There's some excellent material in here, including a really good historical summary of the way that quantum physics has managed to be hugely successful while at the same time physicists have papered over the cracks of what is really happening - what's sometimes referred to as 'shut up and calculate'. There's no doubt that most of the science here is, while speculative, based on solid physics. (This is as opposed to the theology, for example, where Päs conjures up a totally fictional and rather hilarious battle between his ‘monism’ view of quantum mechanics and monotheistic religions, inevitably deploying Giordano Bruno.)
What's less sure, though, is whether or not this speculation is anything more than vaguely interesting. Päs suggests that the way to get to what's really happening is to start from the universe as a whole. This can be both technically true and practically useless. For example, you might argue the only way to fundamentally understand why you decided to have croissants for breakfast was to gather data on every single one of the 1027 atoms in your body. This may in principle be true, but in practice is totally useless as we both can't collect the data and can't do anything with it in a useful way. Similarly, we might get a better understanding of what is really happening when two quantum particles interact by studying the universe as a whole - but practically speaking it won't tell us anything.
It's also true that the book doesn't entirely avoid falling into the ancient wisdom trap. For example, we read 'as startling as it is, as long as fifty centuries ago the ancient Egyptians knew something very similar to entanglement'. That's on a par with Erich von Daniken in Chariots of the Gods saying that the book of Ezekiel in the Bible describes a spaceship.
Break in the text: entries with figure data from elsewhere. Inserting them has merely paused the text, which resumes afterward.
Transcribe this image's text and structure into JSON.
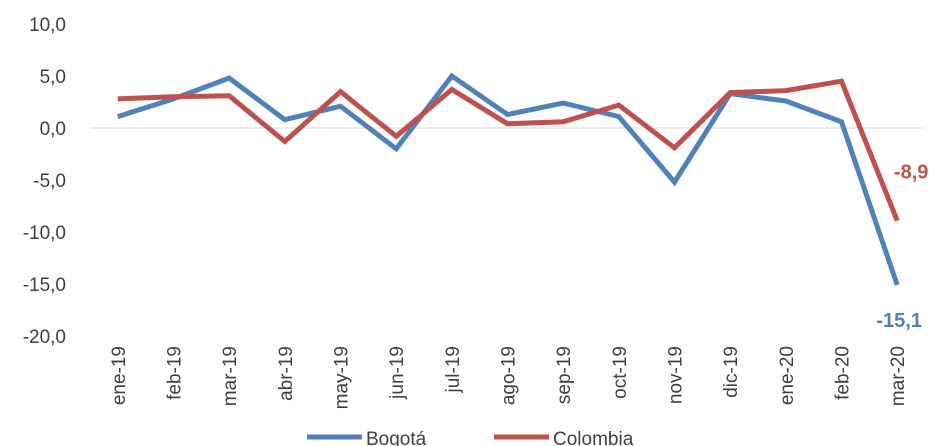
{
  "chart_data": {
    "type": "line",
    "categories": [
      "ene-19",
      "feb-19",
      "mar-19",
      "abr-19",
      "may-19",
      "jun-19",
      "jul-19",
      "ago-19",
      "sep-19",
      "oct-19",
      "nov-19",
      "dic-19",
      "ene-20",
      "feb-20",
      "mar-20"
    ],
    "series": [
      {
        "name": "Bogotá",
        "color": "#4F81BD",
        "values": [
          1.1,
          2.8,
          4.8,
          0.8,
          2.1,
          -2.0,
          5.0,
          1.3,
          2.4,
          1.1,
          -5.2,
          3.3,
          2.6,
          0.6,
          -15.1
        ]
      },
      {
        "name": "Colombia",
        "color": "#C0504D",
        "values": [
          2.8,
          3.0,
          3.1,
          -1.3,
          3.5,
          -0.8,
          3.7,
          0.4,
          0.6,
          2.2,
          -1.9,
          3.4,
          3.6,
          4.5,
          -8.9
        ]
      }
    ],
    "yticks": [
      "10,0",
      "5,0",
      "0,0",
      "-5,0",
      "-10,0",
      "-15,0",
      "-20,0"
    ],
    "ylim": [
      -20,
      10
    ],
    "data_labels": [
      {
        "series": "Colombia",
        "text": "-8,9"
      },
      {
        "series": "Bogotá",
        "text": "-15,1"
      }
    ],
    "legend": {
      "position": "bottom"
    }
  }
}
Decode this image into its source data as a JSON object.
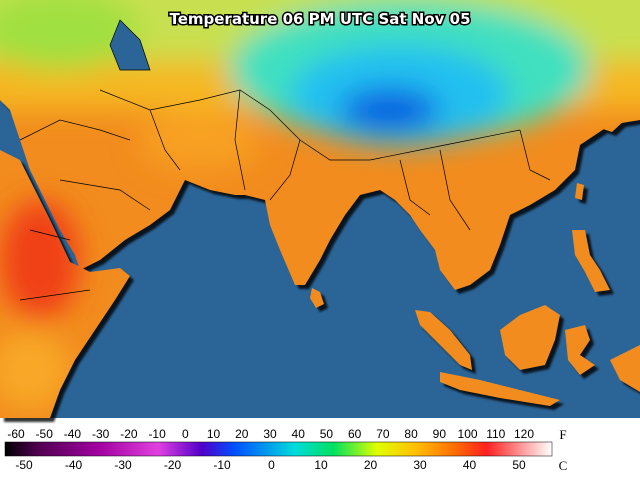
{
  "title": "Temperature 06 PM UTC Sat Nov 05",
  "legend": {
    "fahrenheit": {
      "unit": "F",
      "labels": [
        -60,
        -50,
        -40,
        -30,
        -20,
        -10,
        0,
        10,
        20,
        30,
        40,
        50,
        60,
        70,
        80,
        90,
        100,
        110,
        120
      ]
    },
    "celsius": {
      "unit": "C",
      "labels": [
        -50,
        -40,
        -30,
        -20,
        -10,
        0,
        10,
        20,
        30,
        40,
        50
      ]
    }
  }
}
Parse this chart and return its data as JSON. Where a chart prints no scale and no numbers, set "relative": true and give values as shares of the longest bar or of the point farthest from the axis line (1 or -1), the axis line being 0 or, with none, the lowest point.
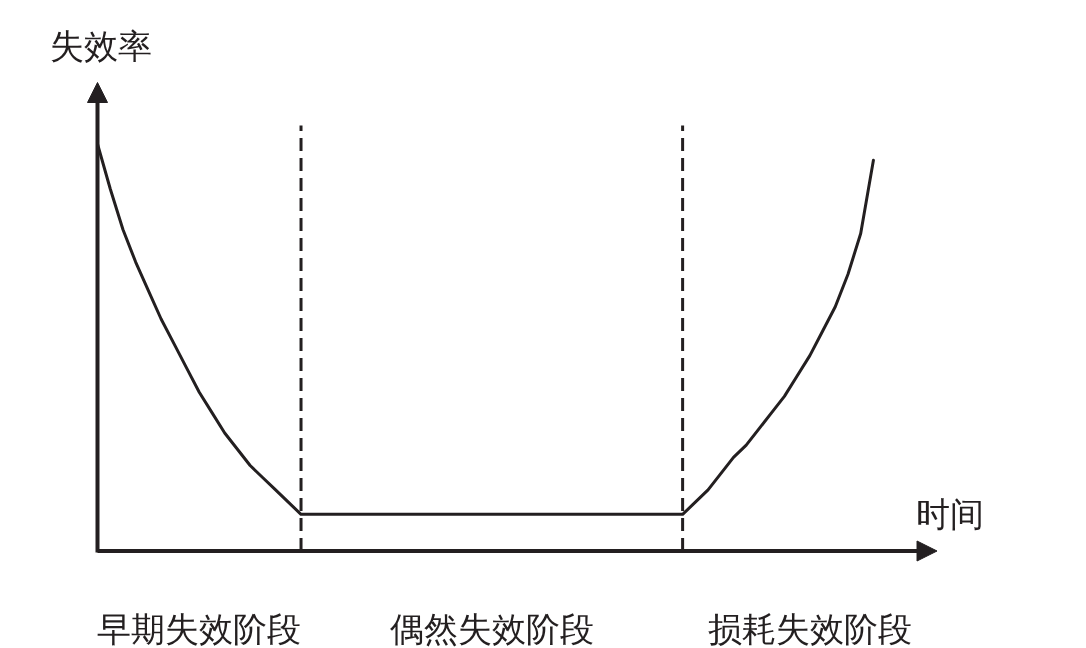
{
  "chart_data": {
    "type": "line",
    "relative": true,
    "xlabel": "时间",
    "ylabel": "失效率",
    "tick_labels": false,
    "grid": false,
    "categories": [
      null,
      null,
      null,
      null,
      null,
      null,
      null,
      null,
      null,
      null,
      null,
      null,
      null,
      null,
      null,
      null,
      null,
      null,
      null,
      null,
      null,
      null,
      null,
      null,
      null,
      null,
      null,
      null,
      null,
      null,
      null,
      null,
      null,
      null,
      null,
      null,
      null,
      null,
      null,
      null,
      null,
      null,
      null,
      null,
      null,
      null,
      null,
      null,
      null,
      null,
      null,
      null,
      null,
      null,
      null,
      null,
      null,
      null,
      null,
      null,
      null,
      null
    ],
    "series": [
      {
        "color": "#231f20",
        "values": [
          1.0,
          0.89,
          0.79,
          0.71,
          0.64,
          0.57,
          0.51,
          0.45,
          0.39,
          0.34,
          0.29,
          0.25,
          0.21,
          0.18,
          0.15,
          0.12,
          0.09,
          0.09,
          0.09,
          0.09,
          0.09,
          0.09,
          0.09,
          0.09,
          0.09,
          0.09,
          0.09,
          0.09,
          0.09,
          0.09,
          0.09,
          0.09,
          0.09,
          0.09,
          0.09,
          0.09,
          0.09,
          0.09,
          0.09,
          0.09,
          0.09,
          0.09,
          0.09,
          0.09,
          0.09,
          0.09,
          0.09,
          0.12,
          0.15,
          0.19,
          0.23,
          0.26,
          0.3,
          0.34,
          0.38,
          0.43,
          0.48,
          0.54,
          0.6,
          0.68,
          0.78,
          0.96
        ]
      }
    ],
    "annotations": [
      "早期失效阶段",
      "偶然失效阶段",
      "损耗失效阶段"
    ]
  }
}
No - it's retrofitting a vague imagining from the past to a unlinked modern scientific idea and has no value.
As long as you can resist groaning at these references to ancient parallels, there's indubitably interesting content here, which is why I've given it four stars. However, despite the tag line calling this the 'future of physics', the monism concept at its heart is ascientific - it's highly unlikely it will ever be experimentally provable or have any meaningful impact on physical theory. I am far more interested in popular science that describes theory that links to experiment and has practical value, but as an exploration of one of the less painful aspects of such speculation, this still makes for an interesting read.